By comparison, the public knows very little about the use of face recognition by state and local police, even though many of their systems are older, used more aggressively, and more likely to have a greater impact on the average citizen. No one has combined what we know about FBI systems with information about state and local face recognition to paint a comprehensive, national picture of how face recognition is changing policing in America, and the impact of these changes on our rights and freedoms.

This report closes these gaps. It begins with a threshold question: What uses of face recognition present greater or fewer risks to privacy, civil liberties, and civil rights? After proposing a Risk Framework for law enforcement face recognition, the report explores the following questions, each of which is answered in our Findings:

• Deployment. Who is using face recognition, how often are they using it, and where do those deployments fall on the Risk Framework?
• Fourth Amendment. How do agencies using face recognition protect our right to be free from unreasonable searches and seizures?
• Free Speech. How do they ensure that face recognition does not chill our right to free speech, assembly, and association?
• Accuracy. How do they ensure that their systems are accurate?
• Racial Bias. How does law enforcement face recognition impact racial and ethnic minorities?
• Transparency and Accountability. Are agencies using face recognition in a way that is transparent, accountable to the public, and subject to internal oversight?

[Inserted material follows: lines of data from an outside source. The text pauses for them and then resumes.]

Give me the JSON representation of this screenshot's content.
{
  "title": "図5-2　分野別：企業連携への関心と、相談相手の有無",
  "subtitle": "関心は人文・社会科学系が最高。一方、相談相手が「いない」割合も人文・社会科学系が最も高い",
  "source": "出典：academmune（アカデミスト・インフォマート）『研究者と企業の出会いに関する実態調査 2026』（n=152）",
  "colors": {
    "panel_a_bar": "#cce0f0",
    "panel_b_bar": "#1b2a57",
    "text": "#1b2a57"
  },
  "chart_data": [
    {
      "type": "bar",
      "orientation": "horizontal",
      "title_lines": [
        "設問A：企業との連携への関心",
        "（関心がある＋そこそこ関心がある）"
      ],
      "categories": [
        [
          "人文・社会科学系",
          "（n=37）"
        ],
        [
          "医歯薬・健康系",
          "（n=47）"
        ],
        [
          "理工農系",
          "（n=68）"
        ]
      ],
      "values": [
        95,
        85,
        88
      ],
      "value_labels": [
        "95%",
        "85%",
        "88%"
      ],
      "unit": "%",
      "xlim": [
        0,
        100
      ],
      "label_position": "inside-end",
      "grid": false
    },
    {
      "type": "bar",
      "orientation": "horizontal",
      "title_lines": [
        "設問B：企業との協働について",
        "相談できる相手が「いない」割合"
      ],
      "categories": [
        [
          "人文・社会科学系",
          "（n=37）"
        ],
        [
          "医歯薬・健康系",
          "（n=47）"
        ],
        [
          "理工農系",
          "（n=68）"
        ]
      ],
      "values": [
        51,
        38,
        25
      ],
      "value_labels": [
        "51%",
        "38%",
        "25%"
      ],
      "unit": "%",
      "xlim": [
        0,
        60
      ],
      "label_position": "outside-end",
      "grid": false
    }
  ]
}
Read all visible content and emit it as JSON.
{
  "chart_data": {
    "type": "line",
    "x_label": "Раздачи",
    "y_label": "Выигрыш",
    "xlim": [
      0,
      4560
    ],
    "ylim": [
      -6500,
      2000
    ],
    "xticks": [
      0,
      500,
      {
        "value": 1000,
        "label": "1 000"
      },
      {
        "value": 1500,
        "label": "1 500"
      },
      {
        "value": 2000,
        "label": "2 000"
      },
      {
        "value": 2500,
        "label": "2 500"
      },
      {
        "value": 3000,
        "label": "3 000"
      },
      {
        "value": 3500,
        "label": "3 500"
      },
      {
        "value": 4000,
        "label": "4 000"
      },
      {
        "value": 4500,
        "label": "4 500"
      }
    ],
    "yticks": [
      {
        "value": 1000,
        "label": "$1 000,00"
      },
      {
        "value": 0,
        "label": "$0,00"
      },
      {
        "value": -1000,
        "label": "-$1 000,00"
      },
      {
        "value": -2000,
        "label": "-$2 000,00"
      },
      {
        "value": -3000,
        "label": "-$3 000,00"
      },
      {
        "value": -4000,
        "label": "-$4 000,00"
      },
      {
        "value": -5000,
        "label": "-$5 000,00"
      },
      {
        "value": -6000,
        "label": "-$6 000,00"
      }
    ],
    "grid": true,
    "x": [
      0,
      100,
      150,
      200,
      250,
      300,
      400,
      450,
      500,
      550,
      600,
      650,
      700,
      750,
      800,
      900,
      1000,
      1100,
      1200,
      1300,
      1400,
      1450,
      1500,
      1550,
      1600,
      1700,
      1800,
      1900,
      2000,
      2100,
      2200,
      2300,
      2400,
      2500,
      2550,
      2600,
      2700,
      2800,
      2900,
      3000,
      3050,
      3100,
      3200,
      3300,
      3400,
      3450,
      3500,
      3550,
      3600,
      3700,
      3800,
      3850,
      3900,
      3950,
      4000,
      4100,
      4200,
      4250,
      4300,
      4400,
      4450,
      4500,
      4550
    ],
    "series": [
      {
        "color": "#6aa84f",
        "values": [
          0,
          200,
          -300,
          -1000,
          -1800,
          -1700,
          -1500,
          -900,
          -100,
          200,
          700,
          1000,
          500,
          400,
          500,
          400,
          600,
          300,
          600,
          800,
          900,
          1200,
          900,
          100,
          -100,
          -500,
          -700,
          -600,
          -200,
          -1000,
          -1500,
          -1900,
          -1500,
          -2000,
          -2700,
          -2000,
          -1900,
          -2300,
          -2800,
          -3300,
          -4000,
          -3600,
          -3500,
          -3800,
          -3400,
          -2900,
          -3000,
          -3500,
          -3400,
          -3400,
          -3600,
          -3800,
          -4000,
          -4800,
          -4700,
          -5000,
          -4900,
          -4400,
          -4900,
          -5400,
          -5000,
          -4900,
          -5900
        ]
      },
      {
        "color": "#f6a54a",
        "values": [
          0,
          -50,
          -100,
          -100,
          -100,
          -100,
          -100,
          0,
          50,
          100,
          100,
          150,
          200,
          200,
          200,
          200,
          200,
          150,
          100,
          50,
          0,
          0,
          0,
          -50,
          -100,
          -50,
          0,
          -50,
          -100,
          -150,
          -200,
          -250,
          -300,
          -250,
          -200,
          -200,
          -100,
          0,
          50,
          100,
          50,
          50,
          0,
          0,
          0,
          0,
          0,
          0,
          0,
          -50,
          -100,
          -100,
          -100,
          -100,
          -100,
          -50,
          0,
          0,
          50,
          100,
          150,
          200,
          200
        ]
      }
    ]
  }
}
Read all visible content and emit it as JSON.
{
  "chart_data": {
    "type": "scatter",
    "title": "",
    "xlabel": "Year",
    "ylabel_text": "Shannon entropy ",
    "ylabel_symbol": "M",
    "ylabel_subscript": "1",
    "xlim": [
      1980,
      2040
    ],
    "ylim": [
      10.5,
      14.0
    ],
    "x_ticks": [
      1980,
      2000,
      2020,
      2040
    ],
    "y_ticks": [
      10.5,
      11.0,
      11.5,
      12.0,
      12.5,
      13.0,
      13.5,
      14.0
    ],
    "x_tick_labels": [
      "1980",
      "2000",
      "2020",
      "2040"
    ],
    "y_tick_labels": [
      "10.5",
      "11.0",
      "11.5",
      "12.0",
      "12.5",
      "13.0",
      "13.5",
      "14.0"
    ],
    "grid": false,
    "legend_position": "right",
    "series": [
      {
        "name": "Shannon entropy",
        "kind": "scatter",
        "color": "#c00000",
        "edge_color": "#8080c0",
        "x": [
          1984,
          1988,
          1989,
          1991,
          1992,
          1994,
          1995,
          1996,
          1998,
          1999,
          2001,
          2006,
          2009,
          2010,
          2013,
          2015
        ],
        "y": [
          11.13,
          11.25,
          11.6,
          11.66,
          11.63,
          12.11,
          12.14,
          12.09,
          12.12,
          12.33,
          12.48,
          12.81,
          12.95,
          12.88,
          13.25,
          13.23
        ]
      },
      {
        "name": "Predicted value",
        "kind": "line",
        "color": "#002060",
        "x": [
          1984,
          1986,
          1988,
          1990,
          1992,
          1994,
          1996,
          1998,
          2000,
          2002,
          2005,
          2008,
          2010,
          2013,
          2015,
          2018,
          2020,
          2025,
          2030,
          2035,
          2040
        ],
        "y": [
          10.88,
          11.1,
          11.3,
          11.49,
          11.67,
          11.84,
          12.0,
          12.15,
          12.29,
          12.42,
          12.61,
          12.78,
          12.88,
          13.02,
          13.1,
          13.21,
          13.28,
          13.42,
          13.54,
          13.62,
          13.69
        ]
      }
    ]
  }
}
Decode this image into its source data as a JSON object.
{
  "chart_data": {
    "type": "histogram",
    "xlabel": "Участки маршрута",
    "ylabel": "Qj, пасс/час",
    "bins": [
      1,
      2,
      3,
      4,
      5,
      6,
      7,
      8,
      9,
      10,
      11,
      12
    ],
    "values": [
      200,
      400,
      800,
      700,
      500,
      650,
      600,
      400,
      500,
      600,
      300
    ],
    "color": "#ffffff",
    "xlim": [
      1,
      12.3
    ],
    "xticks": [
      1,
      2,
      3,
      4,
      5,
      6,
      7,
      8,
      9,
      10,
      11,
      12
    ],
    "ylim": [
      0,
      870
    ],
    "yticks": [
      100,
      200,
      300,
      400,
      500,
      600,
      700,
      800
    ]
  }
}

To answer all of these questions, we submitted detailed public records requests to over 100 law enforcement agencies across the country. In total, our requests yielded more than 15,000 pages of responsive documents. Ninety agencies provided responsive documents—or substantive responses—of some kind. These responses suggested that at least 52 state and local law enforcement agencies that we surveyed were now using, or have previously used or obtained, face recognition technology. (We will refer to these agencies as “52 agencies.”) Of the 52 agencies, eight formerly used or acquired face recognition but have since discontinued those programs. Conversely, several other responsive agencies have opened their systems to hundreds of other agencies.28

To support our public records research, we conducted dozens of interviews with law enforcement agencies, face recognition companies, and face recognition researchers and conducted a fifty-state legal survey of biometrics and related surveillance laws, and an in-depth review of the technical literature on face recognition. We confirmed our findings through two site visits to law enforcement agencies with advanced face recognition systems. (Our full research methodology, including a breakdown of our records requests and a template for those requests can be found in the Methodology section.) 

After assessing these risks, this report proposes concrete recommendations for Congress, state legislatures, federal, state and local law enforcement agencies, the National Institute of Standards and Technology, face recognition companies, and community leaders.

• 28. See below Methodology for a list of all agencies we surveyed, grouped by type of response received.